The 1st ‘Brandenburg Forum (BBF) in Geneva’ took place on 11th February 2021, within the framework of the Global Partnership on Drug Policies and Development (GPDPD). The event has originally been conceived as an in-person meeting in 2020 but, in response to the global COVID-19 pandemic and related restrictions, it was delayed and then adapted to work as an interactive, three-hour online meeting instead. The Forum was cohosted by the Deutsche Gesellschaft für Internationale Zusammenarbeit (GIZ) GmbH on behalf of the German Federal Ministry for Economic Cooperation and Development (BMZ), the German Federal Drug Commissioner, the Government of the Netherlands, the Norwegian Ministry of Health and Care Services, the Swiss Federal Office of Public Health, the Transnational Institute (TNI), and the International Drug Policy Consortium (IDPC).

The Forum, held under the ‘Chatham House Rule’ in order to facilitate openness, sought to build upon the series of high-profile Brandenburg Forums on Drugs and Development Policies held in Germany since 2016 – providing a trusted space for important discussion and debate to strengthen the drug policy focus within the key health and human rights bodies in Geneva. The online nature of the Forum allowed the co-hosts to bring together a diverse group of 72 participants (38 women and 34 men) from around the world. This included representatives from the United Nations (UN) Office of the High Commissioner for Human Rights (OHCHR), the World Health Organisation (WHO), the International Narcotics Control Board (INCB), the UN Human Rights Committee, the UN Working Group on Arbitrary Detention, the UN Development Programme (UNDP), the UN Office on Drugs and Crime (UNODC), and the Joint UN Programme on HIV/AIDS (UNAIDS). Furthermore, there were representatives from other intergovernmental bodies, a number of experts from relevant civil society and community-led organisations, and 38 government officials from 14 countries (Albania, Argentina, Finland, France, Germany, Jamaica, Mexico, the Netherlands, Norway, Portugal, Sweden, Switzerland, Thailand and Uruguay).

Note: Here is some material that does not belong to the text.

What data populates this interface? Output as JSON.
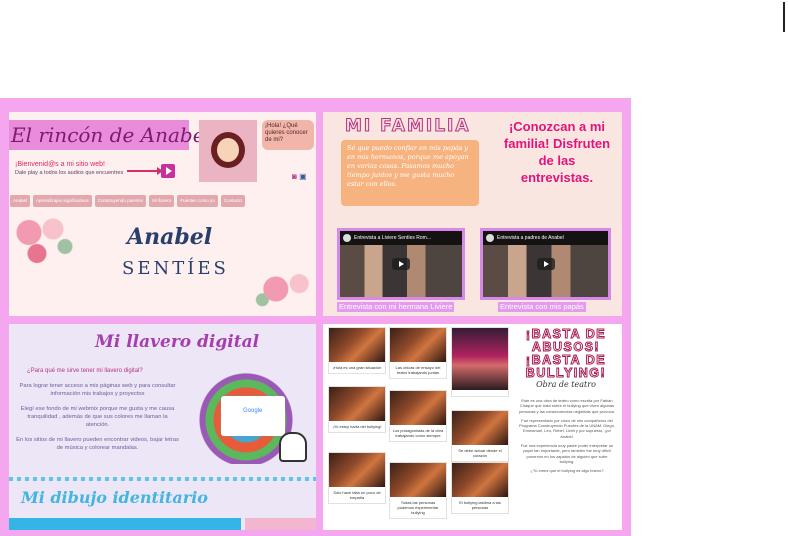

The event began with warm welcomes from Swiss Ambassador H.E. Felix Baumann the Federal Drug Commissioner of Germany Daniela Ludwig MP, and senior officials from the Governments of Norway and the Netherlands. Ambassador Baumann reiterated Switzerland’s belief that the multifaceted world drug situation “cannot be discussed without its health and human rights aspects”, and highlighted the importance of cooperation between UN entities – especially in light of the UN system common position on drug-related matters4 and the 2030 Agenda for Sustainable Development.5 The Federal Drug Commissioner of Germany further highlighted the International Guidelines on Human Rights and Drug Policy6 (whose development was supported by GPDPD and the Swiss Government as well as UNDP) and its reference in the European Union Drug Strategy 2021-20257 (adopted under the German Presidency of the EU Council) as sending out a “strong signal to those violating fundamental human rights” in the name of drug control. Several participants underlined how the COVID-19 pandemic has put a magnifying glass on different societal problems we face.